Jubel in Dunklen Zeiten für den Irak
Beinahe hätten sie gar nicht antreten können, nun aber kennt der Jubel im Irak keine Grenzen. Die dreitägige Anreise, die ein Großteil der Spieler aufgrund des Krieges in Iran erdulden musste? Die Ablehnung der angestrebten Spielverlegung? Alles vergessen nach dem 2:1 (1:1) über Bolivien beim Playoff-Turnier in Mexiko. Tief in der Nacht zu Mittwoch (MESZ) haben sich die irakischen Fußballer das letzte der 48 WM-Tickets gekrallt - und ihrem Land ein wenig Hoffnung geschenkt. "Angesichts der aktuellen Lage im Nahen Osten war es für die Spieler besonders schwer", sagte der australische Nationaltrainer Graham Arnold. Und dass er sich riesig freue. Für die Spieler und "für die 46 Millionen Iraker".
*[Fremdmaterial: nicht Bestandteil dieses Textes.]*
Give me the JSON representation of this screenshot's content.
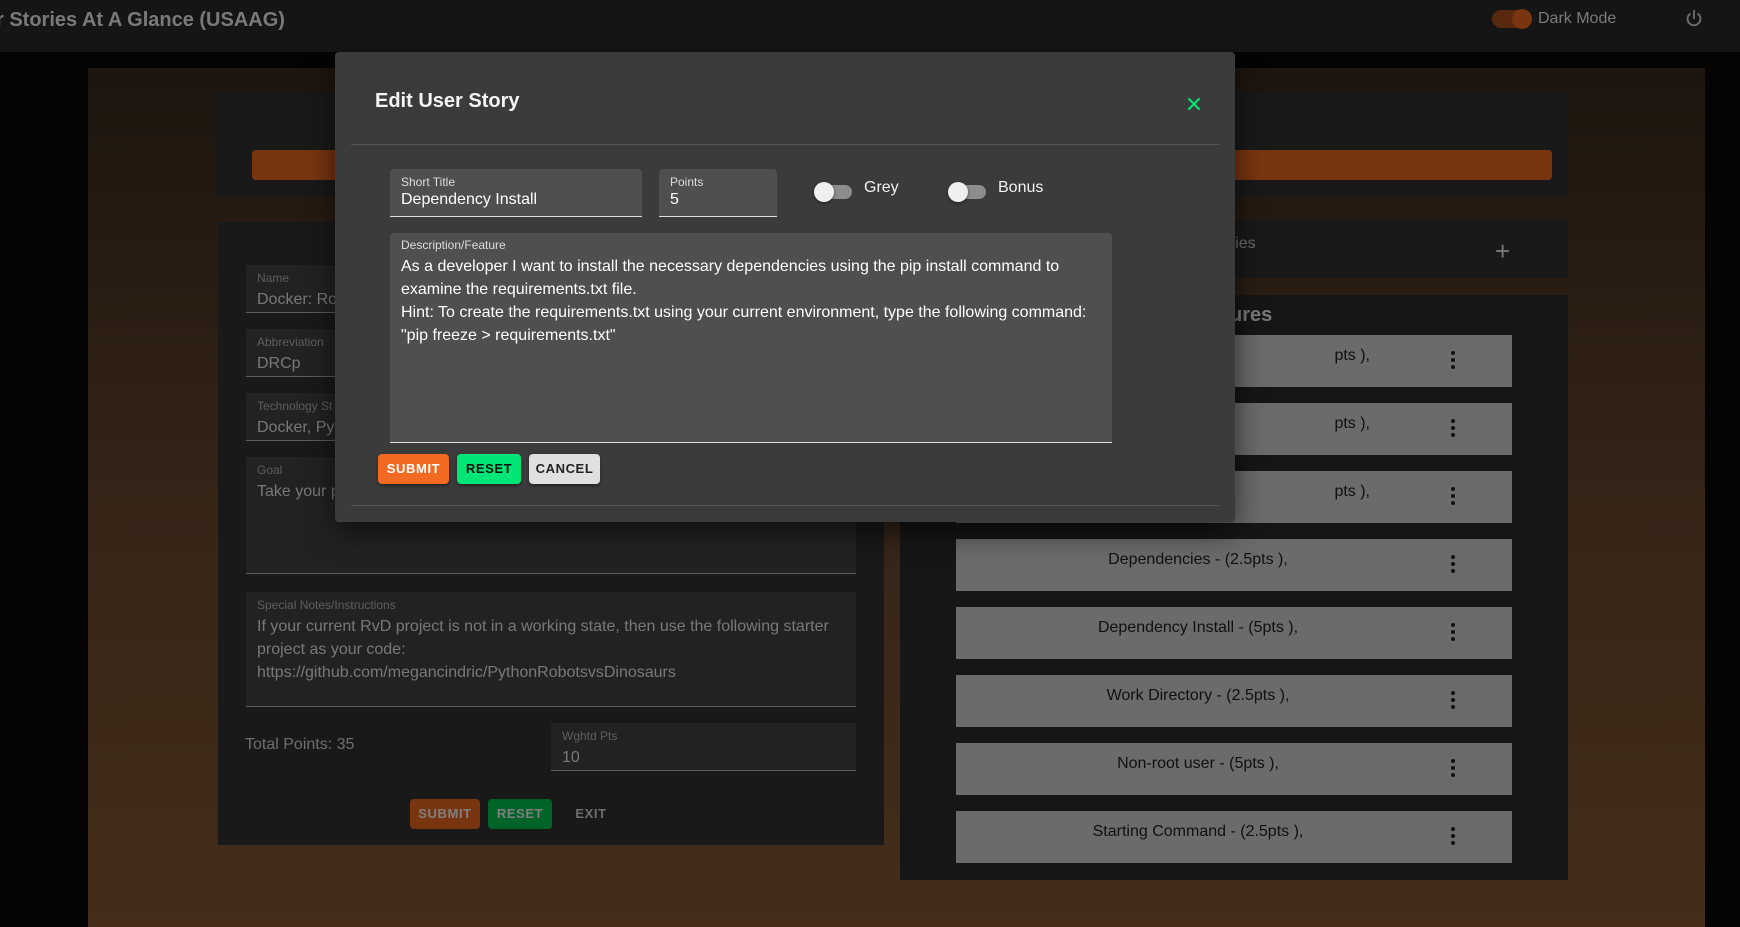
{
  "app": {
    "title": "r Stories At A Glance (USAAG)",
    "dark_mode_label": "Dark Mode"
  },
  "colors": {
    "accent_orange": "#f26a21",
    "accent_green": "#00e676",
    "modal_bg": "#3b3b3b"
  },
  "background_form": {
    "name": {
      "label": "Name",
      "value": "Docker: Ro"
    },
    "abbreviation": {
      "label": "Abbreviation",
      "value": "DRCp"
    },
    "technology": {
      "label": "Technology St",
      "value": "Docker, Pyt"
    },
    "goal": {
      "label": "Goal",
      "value": "Take your p"
    },
    "special_notes": {
      "label": "Special Notes/Instructions",
      "value": "If your current RvD project is not in a working state, then use the following starter\nproject as your code:\nhttps://github.com/megancindric/PythonRobotsvsDinosaurs"
    },
    "total_points": "Total Points: 35",
    "weighted_points": {
      "label": "Wghtd Pts",
      "value": "10"
    },
    "buttons": {
      "submit": "SUBMIT",
      "reset": "RESET",
      "exit": "EXIT"
    }
  },
  "background_list": {
    "stories_label": "ories",
    "features_label": "ures",
    "items": [
      "pts ),",
      "pts ),",
      "pts ),",
      "Dependencies - (2.5pts ),",
      "Dependency Install - (5pts ),",
      "Work Directory - (2.5pts ),",
      "Non-root user - (5pts ),",
      "Starting Command - (2.5pts ),"
    ]
  },
  "modal": {
    "title": "Edit User Story",
    "short_title": {
      "label": "Short Title",
      "value": "Dependency Install"
    },
    "points": {
      "label": "Points",
      "value": "5"
    },
    "grey_label": "Grey",
    "bonus_label": "Bonus",
    "description": {
      "label": "Description/Feature",
      "value": "As a developer I want to install the necessary dependencies using the pip install command to examine the requirements.txt file.\nHint: To create the requirements.txt using your current environment, type the following command:\n\"pip freeze > requirements.txt\""
    },
    "buttons": {
      "submit": "SUBMIT",
      "reset": "RESET",
      "cancel": "CANCEL"
    }
  }
}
Match-Center: Irak vs. Bolivien
Schweden mit Starspieler Gyökeres in der Renaissance
Graham Potter war völlig überwältigt. "Das ist der schönste Abend, den ich im Fußball erlebt habe", sagte der Trainer der Blagult nach dem 3:2 (2:1)-Sieg gegen Polen. Auf der Pressekonferenz lauschten die beiden in Schweden geborenen Söhne des Engländers dem 50-Jährigen, der sein Team in Rekordzeit von der "totalen Schande" zum WM-Glück führte. Im Oktober, nach einer 0:1-Niederlage gegen den Kosovo noch unter Potters Vorgänger Jon Dahl Tomasson, schien für das Team der Starspieler Viktor Gyökeres und Alexander Isak alles vorbei, in der Quali-Gruppe wurde Schweden Letzter. Der Gruppensieg in der Nations League eröffnete den Skandinaviern aber eine zweite Chance über die Playoffs, die in einer Party in Stockholm endete.
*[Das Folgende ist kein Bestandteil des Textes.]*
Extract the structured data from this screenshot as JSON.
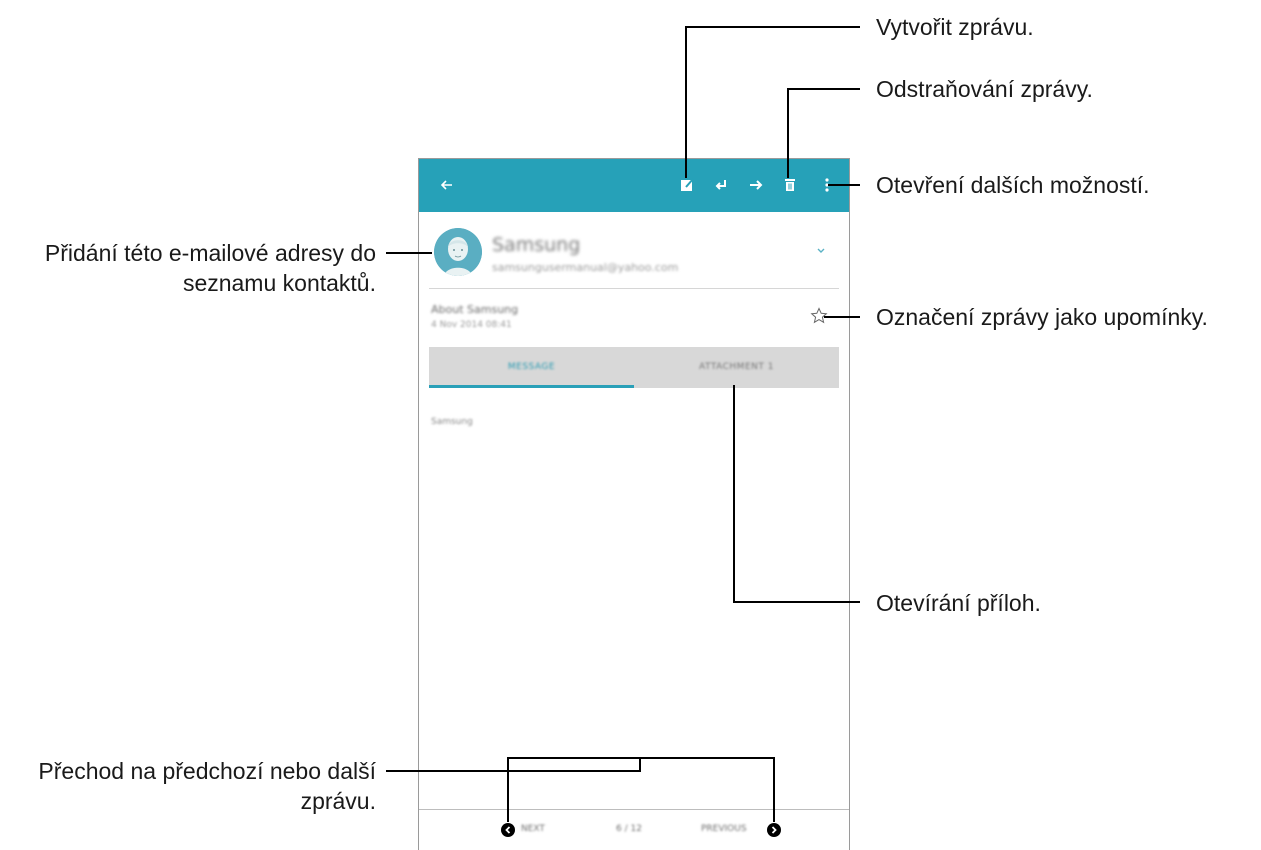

Match-Center: Schweden vs Polen
Abschied einer Fußballikone?
Robert Lewandowski schlich schwer geschlagen vom Rasen der Strawberry Arena. Kurz nach dem so bitter zerplatzten WM-Traum sorgte der Starstürmer des FC Barcelona für einen weiteren Stich ins Herz der polnischen Fans. Der 37-Jährige deutete via Instagram nach dem 2:3 (1:2) in Schweden das Ende seiner Länderspielkarriere an. Er postete ein Foto, auf dem er mit Tränen in den Augen seine Kapitänsbinde in der Hand hält. Dazu läuft "Time To Say Goodbye" von Sarah Brightman und Andrea Bocelli. "Fußball ist brutal", klagte Lewandowski, der 165 Länderspiele absolviert und dabei 89 Tore erzielt hat, im polnischen Fernsehen. Seinen Rücktritt erklärte er allerdings (noch) nicht ausdrücklich.
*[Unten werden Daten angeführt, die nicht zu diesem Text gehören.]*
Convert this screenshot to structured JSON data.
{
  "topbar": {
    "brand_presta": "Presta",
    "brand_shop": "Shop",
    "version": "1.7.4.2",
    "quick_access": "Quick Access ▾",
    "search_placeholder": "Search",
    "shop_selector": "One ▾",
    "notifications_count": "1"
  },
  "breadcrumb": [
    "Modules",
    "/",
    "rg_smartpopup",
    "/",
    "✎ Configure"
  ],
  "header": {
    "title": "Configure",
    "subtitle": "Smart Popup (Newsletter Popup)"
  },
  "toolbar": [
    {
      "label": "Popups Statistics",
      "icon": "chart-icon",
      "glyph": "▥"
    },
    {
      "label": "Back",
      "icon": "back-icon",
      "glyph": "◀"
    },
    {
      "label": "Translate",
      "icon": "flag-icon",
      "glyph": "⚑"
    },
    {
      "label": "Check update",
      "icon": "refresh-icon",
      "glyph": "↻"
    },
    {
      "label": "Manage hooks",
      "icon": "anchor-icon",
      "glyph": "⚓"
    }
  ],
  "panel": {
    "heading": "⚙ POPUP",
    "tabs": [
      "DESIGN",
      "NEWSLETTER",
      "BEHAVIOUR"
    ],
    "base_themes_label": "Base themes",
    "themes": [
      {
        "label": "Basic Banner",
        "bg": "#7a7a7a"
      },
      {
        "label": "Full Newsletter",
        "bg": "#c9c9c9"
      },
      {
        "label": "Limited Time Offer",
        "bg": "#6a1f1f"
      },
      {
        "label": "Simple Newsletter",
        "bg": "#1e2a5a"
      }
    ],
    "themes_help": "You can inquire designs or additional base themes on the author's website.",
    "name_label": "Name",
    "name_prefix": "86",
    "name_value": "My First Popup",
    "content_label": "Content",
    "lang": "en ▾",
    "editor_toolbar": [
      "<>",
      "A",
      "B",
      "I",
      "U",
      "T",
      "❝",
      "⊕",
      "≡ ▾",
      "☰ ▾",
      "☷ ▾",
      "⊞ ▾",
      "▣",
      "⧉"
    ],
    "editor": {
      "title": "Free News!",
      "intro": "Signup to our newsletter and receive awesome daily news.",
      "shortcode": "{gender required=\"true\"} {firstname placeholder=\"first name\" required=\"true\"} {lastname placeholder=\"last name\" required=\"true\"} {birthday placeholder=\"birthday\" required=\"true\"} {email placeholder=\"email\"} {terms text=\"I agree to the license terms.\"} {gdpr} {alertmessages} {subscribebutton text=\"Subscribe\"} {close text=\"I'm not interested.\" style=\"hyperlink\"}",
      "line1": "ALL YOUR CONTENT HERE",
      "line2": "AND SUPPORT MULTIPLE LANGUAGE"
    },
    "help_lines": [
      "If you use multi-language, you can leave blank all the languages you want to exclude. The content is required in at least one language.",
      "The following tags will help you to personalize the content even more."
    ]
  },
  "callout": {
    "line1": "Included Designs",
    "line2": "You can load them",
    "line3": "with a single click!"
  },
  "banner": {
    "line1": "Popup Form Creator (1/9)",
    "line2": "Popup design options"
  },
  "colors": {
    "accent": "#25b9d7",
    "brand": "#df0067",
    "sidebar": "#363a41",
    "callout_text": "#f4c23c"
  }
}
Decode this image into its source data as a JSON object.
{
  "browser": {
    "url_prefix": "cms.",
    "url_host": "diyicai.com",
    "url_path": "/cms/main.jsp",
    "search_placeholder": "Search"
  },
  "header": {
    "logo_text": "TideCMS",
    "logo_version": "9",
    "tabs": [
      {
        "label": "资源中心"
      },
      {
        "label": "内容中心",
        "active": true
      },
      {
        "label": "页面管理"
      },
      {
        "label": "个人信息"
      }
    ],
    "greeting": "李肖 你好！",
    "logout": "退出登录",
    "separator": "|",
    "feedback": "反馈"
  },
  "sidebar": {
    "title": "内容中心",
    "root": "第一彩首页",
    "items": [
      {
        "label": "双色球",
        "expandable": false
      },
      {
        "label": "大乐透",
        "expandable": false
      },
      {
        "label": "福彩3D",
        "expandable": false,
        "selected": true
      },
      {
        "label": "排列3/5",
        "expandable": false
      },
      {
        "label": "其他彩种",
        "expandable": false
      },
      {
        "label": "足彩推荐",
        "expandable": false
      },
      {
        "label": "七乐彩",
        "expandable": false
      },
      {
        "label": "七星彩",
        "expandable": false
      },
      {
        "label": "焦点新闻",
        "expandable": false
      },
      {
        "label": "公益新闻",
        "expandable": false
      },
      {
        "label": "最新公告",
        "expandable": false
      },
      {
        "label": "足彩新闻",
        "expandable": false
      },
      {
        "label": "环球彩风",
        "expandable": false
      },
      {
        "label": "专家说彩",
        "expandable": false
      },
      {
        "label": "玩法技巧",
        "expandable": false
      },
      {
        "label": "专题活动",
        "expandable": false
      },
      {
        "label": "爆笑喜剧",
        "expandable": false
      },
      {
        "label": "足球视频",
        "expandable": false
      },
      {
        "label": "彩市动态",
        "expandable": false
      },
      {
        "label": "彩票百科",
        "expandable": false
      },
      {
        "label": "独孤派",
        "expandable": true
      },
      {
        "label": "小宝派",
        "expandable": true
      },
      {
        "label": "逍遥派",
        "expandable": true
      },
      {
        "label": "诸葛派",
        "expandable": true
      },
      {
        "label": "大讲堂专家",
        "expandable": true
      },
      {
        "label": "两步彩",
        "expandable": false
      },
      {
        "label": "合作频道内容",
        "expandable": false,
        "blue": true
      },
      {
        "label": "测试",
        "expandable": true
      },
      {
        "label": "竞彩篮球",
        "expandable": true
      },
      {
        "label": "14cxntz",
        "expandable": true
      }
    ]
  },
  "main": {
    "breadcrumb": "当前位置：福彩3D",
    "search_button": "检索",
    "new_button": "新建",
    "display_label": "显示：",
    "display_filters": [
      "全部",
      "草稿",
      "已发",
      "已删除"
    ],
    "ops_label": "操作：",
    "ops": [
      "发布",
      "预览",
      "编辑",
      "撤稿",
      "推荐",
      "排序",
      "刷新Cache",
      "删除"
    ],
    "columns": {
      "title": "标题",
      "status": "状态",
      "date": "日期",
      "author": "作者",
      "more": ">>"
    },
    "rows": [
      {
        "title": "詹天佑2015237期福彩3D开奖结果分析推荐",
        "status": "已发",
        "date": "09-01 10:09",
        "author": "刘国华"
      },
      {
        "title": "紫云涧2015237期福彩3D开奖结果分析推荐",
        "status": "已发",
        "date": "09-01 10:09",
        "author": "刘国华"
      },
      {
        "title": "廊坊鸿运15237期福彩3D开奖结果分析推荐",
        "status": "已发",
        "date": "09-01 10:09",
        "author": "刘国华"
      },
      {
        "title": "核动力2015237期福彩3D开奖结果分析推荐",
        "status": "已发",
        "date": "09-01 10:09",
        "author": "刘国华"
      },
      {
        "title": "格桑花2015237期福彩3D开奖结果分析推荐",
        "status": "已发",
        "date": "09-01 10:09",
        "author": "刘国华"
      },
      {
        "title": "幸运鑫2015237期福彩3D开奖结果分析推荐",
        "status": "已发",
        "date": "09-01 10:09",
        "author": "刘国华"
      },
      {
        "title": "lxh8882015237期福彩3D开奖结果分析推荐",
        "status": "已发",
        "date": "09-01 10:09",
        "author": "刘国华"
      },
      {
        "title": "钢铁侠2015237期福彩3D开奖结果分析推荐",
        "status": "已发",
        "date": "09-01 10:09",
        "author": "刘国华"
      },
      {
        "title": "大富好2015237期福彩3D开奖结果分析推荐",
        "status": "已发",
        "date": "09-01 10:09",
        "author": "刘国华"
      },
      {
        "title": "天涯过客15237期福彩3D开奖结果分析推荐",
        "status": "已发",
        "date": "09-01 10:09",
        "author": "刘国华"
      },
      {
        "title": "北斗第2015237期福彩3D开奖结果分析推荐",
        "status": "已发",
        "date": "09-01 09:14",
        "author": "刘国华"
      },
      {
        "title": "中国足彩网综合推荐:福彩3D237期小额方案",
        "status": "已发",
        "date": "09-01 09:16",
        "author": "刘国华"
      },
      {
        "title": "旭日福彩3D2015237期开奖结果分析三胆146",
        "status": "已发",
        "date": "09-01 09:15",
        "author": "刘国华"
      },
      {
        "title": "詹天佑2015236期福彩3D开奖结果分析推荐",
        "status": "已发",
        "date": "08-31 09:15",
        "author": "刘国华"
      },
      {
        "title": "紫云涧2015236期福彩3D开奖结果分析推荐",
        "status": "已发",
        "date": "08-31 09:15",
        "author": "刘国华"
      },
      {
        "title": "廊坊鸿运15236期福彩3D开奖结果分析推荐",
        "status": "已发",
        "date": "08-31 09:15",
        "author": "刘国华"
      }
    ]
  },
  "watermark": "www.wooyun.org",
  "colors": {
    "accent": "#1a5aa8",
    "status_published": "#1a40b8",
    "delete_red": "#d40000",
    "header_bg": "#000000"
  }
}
Tschechien stürzt die Euro-Helden
Keine fünf Jahre ist es her, da wähnte sich Dänemark nach dem Halbfinaleinzug bei der EM auf dem Weg in die Weltspitze, nun reichte es nicht einmal mehr für die WM-Quali. "Ein Skandal" sei das, befand der Wolfsburger Christian Eriksen nach dem bitteren 1:3 im Elfmeterschießen (2:2, 1:1, 0:1) gegen Tschechien. Und tatsächlich: Die Dänen sind als Weltranglisten-20. nur wegen des italienischen Fiaskos nicht der namhafteste "Nicht-Teilnehmer". In Prag jubelte stattdessen der Gastgeber über eine magische Nacht. Mit großem Kampfgeist sicherten der Leverkusener Topstürmer Patrik Schick und sein Team ihrem Land die erste WM-Teilnahme seit 20 Jahren - und weckten Erinnerungen an die goldene Generation um Pavel Nedved und Tomas Rosicky.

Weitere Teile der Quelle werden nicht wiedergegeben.